Бывала у нас Мария Николаевна Полякова, она прежде работала с мамой в киевской опере, и ее дочери: моя однолетка — Ната Шпиллер, в будущем — прославленная солистка Большого театра, чудная певица, и ее старшая сестра Вера, она училась у моей мамы, но профессионально петь не захотела, хоть голос у нее был большой и красивый. Бывала известная в прошлом артистка театра Зимина-Цветкова с мужем — педагогом Киевской консерватории, бывали отличные киевские певцы и педагоги братья Поляевы — Константин и Федор. Ну и бывший товарищ мамы но киевской опере — баритон Энгелькрон, а также педагоги консерватории Шаповалова и Нагулина.

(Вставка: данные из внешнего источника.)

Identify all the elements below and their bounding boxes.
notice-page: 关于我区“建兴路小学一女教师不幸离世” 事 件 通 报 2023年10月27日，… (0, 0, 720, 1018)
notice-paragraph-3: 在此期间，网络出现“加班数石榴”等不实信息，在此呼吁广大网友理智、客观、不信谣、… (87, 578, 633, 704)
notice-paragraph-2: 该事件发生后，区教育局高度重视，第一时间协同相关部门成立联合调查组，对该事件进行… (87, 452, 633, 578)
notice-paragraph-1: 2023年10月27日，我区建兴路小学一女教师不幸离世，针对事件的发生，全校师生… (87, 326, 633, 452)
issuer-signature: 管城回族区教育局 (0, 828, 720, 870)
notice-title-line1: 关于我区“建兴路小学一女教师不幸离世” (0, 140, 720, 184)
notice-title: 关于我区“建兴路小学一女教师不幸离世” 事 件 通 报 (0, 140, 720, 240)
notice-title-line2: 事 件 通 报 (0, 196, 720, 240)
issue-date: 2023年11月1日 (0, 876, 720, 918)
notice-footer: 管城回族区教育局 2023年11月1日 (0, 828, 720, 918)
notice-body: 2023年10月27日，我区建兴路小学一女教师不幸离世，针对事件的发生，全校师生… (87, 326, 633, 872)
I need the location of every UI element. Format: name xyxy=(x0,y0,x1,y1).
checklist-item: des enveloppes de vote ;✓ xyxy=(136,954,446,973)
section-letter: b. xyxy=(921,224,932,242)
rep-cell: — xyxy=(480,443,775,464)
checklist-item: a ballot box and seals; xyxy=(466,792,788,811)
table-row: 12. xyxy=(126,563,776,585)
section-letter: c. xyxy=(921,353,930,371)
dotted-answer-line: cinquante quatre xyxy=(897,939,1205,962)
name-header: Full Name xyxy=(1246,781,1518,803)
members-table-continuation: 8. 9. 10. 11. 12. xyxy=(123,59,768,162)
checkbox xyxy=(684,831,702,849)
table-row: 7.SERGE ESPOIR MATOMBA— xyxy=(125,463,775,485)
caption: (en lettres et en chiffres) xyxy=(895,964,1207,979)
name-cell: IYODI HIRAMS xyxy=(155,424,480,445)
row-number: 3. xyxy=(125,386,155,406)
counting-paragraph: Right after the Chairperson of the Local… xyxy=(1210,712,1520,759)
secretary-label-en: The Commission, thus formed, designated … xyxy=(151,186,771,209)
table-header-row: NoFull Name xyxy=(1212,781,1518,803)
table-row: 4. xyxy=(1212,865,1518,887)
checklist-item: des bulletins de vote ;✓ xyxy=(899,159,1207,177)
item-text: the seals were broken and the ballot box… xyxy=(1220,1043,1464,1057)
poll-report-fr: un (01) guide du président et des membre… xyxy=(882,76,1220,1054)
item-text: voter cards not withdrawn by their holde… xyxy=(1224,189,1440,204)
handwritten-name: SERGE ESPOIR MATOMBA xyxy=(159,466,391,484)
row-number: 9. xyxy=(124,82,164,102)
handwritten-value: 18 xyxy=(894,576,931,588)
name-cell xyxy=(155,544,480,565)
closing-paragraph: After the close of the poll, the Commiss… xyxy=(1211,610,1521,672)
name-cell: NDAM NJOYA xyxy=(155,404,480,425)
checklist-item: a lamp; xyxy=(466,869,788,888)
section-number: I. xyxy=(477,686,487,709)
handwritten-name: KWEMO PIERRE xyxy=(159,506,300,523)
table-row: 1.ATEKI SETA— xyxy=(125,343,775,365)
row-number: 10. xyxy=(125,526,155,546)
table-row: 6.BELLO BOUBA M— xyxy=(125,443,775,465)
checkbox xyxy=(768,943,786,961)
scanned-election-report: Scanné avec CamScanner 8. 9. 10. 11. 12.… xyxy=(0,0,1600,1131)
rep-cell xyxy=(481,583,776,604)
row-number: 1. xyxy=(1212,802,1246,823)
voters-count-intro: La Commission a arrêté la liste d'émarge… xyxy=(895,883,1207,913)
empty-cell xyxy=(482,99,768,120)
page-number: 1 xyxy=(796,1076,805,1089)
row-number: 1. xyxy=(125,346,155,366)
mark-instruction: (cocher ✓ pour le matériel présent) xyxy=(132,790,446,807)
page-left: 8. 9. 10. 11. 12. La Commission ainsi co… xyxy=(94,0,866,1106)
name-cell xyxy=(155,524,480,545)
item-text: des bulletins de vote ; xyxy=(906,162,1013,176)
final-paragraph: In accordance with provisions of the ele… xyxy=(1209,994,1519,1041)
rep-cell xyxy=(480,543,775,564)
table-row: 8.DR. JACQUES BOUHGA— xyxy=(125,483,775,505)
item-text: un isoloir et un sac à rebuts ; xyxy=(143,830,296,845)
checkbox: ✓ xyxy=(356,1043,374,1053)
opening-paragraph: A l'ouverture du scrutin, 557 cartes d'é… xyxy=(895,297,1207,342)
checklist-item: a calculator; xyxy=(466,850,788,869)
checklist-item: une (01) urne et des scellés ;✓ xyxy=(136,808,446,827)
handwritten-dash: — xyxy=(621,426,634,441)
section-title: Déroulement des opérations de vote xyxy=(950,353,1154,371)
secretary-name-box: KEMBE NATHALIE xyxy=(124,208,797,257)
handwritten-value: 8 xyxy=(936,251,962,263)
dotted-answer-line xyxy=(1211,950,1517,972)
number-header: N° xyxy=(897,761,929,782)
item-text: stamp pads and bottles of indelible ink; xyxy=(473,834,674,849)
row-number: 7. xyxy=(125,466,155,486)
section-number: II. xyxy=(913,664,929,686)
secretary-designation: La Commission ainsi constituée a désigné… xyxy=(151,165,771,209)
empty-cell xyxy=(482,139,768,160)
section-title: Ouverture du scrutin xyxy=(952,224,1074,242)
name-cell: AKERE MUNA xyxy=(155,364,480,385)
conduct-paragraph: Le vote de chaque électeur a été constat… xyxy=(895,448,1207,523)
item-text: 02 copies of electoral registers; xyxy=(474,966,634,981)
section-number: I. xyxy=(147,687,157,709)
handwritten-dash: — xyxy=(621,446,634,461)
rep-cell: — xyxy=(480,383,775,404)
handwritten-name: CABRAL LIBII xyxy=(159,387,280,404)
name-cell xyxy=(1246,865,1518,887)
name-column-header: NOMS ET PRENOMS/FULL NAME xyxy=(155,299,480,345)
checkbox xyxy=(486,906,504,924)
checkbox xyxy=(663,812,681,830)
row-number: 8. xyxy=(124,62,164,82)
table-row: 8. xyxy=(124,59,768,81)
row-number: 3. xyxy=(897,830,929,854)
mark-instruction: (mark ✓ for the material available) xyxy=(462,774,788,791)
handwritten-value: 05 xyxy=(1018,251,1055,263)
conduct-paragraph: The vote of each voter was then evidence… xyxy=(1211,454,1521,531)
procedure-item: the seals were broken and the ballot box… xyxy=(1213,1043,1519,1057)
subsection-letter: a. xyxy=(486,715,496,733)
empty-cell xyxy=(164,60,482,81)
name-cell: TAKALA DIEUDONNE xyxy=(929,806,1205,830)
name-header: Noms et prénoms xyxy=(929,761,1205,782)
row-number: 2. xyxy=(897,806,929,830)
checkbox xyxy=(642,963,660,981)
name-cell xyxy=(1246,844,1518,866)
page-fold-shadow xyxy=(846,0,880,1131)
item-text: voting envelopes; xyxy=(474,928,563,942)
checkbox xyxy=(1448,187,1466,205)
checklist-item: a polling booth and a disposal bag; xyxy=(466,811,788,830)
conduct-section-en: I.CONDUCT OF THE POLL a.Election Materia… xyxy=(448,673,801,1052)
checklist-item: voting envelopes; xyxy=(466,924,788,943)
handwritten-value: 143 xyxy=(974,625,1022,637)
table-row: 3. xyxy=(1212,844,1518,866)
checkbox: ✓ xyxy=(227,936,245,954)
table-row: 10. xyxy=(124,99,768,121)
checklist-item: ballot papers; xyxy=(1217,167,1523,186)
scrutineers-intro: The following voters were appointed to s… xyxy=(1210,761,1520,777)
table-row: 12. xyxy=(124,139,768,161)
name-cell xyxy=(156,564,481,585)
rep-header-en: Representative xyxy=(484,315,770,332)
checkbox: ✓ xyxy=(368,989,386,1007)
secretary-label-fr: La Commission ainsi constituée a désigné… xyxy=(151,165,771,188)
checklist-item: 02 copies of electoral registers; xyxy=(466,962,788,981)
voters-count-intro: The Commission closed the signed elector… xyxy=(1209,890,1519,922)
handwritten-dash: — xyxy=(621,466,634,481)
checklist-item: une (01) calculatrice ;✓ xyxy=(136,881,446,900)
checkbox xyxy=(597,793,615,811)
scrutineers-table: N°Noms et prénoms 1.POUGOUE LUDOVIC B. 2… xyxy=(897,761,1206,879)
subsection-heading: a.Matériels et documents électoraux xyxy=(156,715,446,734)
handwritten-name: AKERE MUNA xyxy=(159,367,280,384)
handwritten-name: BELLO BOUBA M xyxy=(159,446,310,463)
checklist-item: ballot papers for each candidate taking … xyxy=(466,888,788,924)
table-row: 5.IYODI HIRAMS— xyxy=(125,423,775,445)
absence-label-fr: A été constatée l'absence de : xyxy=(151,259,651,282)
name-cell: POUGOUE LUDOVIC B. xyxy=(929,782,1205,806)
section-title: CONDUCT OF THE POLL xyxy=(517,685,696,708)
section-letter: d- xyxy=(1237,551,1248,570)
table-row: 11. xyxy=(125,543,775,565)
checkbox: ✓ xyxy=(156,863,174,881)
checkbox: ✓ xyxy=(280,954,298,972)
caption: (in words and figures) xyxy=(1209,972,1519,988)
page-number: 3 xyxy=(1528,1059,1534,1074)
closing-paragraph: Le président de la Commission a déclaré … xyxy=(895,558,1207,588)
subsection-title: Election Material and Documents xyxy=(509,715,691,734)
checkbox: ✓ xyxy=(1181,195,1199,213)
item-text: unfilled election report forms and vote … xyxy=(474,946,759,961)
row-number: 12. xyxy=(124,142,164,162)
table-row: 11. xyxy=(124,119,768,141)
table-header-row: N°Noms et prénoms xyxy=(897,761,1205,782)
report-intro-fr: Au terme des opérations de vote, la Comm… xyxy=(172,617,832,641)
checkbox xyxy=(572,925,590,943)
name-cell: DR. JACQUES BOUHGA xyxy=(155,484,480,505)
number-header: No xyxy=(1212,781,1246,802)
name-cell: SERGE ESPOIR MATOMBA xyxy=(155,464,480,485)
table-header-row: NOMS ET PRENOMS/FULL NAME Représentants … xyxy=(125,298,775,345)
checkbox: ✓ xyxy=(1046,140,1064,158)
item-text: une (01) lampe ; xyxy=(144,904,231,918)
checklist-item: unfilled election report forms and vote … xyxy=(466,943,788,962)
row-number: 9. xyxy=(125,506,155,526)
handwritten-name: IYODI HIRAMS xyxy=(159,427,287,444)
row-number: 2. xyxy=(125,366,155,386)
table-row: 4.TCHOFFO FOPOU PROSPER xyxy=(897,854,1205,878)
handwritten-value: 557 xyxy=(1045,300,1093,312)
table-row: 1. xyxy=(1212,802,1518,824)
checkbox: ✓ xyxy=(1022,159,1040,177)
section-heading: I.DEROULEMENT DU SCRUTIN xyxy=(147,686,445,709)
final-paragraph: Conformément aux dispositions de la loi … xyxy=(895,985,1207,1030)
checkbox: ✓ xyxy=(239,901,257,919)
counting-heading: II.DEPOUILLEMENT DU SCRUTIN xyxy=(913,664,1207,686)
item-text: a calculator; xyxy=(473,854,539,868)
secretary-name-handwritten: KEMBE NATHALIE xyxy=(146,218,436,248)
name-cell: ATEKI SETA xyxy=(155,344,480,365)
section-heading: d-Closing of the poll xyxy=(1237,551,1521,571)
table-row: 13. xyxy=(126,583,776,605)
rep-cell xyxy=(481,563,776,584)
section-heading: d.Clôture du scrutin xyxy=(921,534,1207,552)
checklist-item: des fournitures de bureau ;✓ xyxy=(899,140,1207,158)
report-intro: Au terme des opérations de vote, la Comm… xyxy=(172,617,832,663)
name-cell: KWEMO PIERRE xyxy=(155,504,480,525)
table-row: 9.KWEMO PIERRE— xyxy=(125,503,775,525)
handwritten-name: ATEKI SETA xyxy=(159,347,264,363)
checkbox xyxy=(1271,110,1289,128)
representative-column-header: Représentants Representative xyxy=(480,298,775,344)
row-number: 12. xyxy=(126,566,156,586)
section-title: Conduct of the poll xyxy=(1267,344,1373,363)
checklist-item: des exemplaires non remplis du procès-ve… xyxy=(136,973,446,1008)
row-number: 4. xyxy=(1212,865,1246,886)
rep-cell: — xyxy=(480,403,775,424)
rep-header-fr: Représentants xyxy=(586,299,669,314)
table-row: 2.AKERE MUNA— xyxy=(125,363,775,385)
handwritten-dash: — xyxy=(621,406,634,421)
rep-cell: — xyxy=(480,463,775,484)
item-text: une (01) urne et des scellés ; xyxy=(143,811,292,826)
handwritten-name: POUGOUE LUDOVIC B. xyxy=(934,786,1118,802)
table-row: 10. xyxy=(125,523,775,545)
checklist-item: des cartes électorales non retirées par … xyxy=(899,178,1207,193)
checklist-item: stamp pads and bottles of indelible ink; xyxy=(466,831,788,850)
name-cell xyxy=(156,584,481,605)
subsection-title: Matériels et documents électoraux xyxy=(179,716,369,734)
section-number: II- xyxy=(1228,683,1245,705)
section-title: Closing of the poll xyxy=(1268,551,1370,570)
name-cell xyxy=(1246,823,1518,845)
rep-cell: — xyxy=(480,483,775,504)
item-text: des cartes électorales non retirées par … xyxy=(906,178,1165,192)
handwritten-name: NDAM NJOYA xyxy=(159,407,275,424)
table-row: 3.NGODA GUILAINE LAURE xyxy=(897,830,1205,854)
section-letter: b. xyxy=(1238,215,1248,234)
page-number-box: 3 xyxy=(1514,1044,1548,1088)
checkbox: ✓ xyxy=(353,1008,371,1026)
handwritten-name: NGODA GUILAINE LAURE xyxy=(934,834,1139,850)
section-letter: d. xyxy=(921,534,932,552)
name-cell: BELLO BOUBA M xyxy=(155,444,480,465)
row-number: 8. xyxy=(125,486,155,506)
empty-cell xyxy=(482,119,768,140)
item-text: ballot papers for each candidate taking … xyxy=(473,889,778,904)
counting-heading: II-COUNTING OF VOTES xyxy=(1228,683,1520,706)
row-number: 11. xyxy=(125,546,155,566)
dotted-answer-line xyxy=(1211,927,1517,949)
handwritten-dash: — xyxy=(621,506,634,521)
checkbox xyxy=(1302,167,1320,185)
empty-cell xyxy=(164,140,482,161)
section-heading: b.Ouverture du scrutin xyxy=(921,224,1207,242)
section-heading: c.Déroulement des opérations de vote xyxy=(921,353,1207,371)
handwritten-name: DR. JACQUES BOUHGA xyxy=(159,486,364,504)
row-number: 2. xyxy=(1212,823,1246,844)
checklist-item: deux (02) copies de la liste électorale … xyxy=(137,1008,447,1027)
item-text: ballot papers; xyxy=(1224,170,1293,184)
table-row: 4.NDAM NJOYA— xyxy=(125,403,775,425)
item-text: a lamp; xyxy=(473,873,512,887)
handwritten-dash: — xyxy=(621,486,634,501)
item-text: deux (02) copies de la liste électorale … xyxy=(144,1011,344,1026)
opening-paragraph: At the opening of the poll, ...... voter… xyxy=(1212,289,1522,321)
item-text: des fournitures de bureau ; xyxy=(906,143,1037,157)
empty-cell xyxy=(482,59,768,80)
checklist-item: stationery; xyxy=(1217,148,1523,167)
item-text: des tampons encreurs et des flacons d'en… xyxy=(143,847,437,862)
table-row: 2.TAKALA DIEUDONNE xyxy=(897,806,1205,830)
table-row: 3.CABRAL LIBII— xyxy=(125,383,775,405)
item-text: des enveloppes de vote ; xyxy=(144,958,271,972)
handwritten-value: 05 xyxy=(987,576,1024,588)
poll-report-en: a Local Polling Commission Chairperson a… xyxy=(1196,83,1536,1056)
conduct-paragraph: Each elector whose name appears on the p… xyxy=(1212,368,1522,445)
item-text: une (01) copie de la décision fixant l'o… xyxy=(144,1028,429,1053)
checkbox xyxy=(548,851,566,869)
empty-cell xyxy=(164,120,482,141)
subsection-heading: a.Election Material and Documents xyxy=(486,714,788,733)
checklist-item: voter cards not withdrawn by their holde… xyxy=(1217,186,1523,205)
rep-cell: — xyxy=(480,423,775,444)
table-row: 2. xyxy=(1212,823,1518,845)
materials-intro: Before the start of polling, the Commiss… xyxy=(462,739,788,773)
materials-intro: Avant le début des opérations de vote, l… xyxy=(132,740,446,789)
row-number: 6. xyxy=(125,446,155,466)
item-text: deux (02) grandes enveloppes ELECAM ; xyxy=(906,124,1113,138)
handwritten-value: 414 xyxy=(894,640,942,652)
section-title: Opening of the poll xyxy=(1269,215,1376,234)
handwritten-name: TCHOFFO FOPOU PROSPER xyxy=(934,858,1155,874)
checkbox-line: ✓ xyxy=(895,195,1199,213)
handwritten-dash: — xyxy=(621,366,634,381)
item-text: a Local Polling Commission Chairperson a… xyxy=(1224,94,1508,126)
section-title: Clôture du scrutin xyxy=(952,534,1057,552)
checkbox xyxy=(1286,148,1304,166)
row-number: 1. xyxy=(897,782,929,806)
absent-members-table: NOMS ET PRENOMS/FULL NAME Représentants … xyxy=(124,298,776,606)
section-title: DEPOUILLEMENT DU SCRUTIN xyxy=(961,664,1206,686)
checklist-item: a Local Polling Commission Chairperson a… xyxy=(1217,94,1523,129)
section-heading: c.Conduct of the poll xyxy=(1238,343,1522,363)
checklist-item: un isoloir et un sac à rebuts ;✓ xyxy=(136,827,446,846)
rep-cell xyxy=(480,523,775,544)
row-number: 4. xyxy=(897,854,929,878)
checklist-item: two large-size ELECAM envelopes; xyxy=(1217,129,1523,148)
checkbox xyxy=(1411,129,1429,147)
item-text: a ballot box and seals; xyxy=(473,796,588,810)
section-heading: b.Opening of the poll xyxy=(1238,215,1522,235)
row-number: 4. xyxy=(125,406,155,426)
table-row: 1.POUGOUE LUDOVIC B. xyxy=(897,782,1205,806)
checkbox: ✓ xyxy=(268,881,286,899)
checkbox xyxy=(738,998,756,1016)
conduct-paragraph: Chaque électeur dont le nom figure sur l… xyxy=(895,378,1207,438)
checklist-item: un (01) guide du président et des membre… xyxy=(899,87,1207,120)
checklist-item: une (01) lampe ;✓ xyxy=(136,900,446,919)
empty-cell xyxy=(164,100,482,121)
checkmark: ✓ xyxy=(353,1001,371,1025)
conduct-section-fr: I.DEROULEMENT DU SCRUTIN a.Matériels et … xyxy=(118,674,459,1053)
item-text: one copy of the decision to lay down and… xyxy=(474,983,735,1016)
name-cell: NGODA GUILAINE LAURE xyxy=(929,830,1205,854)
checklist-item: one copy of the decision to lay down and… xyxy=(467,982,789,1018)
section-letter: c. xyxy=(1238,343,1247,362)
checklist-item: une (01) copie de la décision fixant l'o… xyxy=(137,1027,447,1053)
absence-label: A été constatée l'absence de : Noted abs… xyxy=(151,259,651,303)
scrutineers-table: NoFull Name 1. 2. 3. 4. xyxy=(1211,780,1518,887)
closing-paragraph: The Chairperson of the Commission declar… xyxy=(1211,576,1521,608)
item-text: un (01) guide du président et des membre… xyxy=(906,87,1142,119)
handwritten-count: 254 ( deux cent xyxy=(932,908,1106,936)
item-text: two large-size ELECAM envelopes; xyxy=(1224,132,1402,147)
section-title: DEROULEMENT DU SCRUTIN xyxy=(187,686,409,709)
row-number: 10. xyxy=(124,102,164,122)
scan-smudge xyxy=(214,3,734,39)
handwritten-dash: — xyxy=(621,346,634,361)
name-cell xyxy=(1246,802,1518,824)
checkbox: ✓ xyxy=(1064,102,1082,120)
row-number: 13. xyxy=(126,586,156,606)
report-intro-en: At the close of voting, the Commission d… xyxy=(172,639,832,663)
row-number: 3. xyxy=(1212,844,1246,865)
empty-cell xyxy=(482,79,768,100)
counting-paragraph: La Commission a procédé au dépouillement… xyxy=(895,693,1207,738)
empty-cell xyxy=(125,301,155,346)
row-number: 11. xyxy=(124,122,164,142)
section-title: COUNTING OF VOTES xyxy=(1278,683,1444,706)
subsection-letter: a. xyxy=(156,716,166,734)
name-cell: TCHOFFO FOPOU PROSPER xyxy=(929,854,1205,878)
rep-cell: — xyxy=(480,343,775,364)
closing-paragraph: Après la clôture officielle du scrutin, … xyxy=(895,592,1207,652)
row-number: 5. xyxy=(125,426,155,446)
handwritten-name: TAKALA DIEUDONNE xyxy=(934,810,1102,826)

— Нагулина? Наталья Феликсовна?

— Да, ты ведь ее знаешь по Алма-Атинской консерватории. Много пела на этих вечерах Наталья Шпиллер. Пела и ее мать своим серебристым нежным голосом. Но больше всех пела моя мама.

Вот послушай строки из письма-воспоминания Натальи Дмитриевны Шпиллер о моей маме: «Обладательница лирико-драматического сопрано, она восхищала тем, что, несмотря на могучий голос, он звучал по всему диапазону удивительно мягко, сочно, наполнение. Самый звук ее голоса волновал.

 

- 118 -

К тому же исполнение ее всегда было увлеченным. Она любила петь и пела охотно, уступая нашим настоятельным просьбам. Ощущение радости от звука этого роскошного голоса у меня сохранилось и по сей день».

Да, пение мамы хватало за сердце не только красотой голоса, но и выразительностью, силой передачи тех или иных чувств. Всегда мне грустно думать о том, что, если бы не семейные, да и разные другие обстоятельства, имя моей мамы осталось бы в веках наряду с самыми прославленными нашими певцами.

Вот на этом заканчиваю нашу с тобой «тысячу и одну ночь».

— Спасибо вам, тетя Ира. Очень грустно, что рассказ ваш остался незаконченным. Но я верю, что услышу продолжение его.